Moritz: We try, we try. If everything goes well, the way we try to deliver is the baby should come this way and should go right on top of you. Mother, skin to skin, right? Usually we have the father cut the cord, or at least we ask him. Half the time they do, half the time they don't. And then the baby stays with you. And then we get to work. We start looking, okay, are there tears, how bad are the tears, how are we going to repair the tears? And more important, the placenta. Everyone forgets about the placenta, but it's a real critical part of delivery.
Shanon: So after Mom's had a chance to snuggle with baby, baby comes here. What is this?
Moritz: So two things. So, this is the warmer, that warms up the baby. The first thing is, if a vacuum or a forceps were used, the baby comes here right away. And there's a pediatrician waiting for it. A lot of times the reasons that we use those instruments is the heart rate was down or we need to deliver the baby quick and sometimes the baby needs what's called resuscitation.

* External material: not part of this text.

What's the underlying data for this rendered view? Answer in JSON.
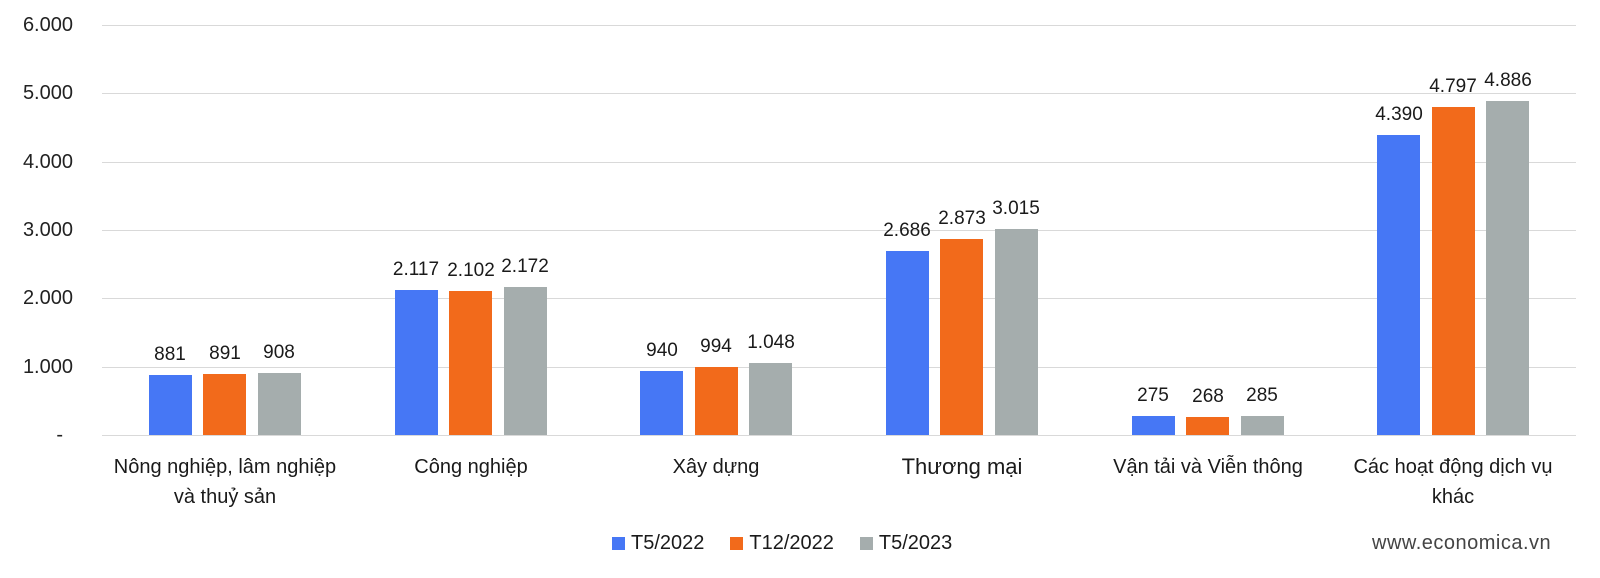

So there's oxygen, there's drugs here. The pediatrician can what we call work on the baby. And bring the baby from being in a water state to being in an air state. And sometimes it takes the babies a little bit of time.
If the delivery goes fine, the mother has finished bonding with the baby, the baby will come here, it receives the bands, the fingerprints, and two important things, the vitamin K shot, which everybody gets, it's the first baby's shot. It gets a shot of vitamin K to make the blood thicker so that the baby won't bleed in the brain or anything. And it also gets some cream in the eyes in case there's gonorrhea or chlamydia.
Shanon: Thank you, Dr. Moritz, for sharing all your knowledge. Just keep in mind that your hospital might have a slightly different procedure when it comes to labor and delivery, so maybe you'd like to check with them to see if you can do a tour of the hospital ahead of time. For BabyCenter, I'm Shanon Cook.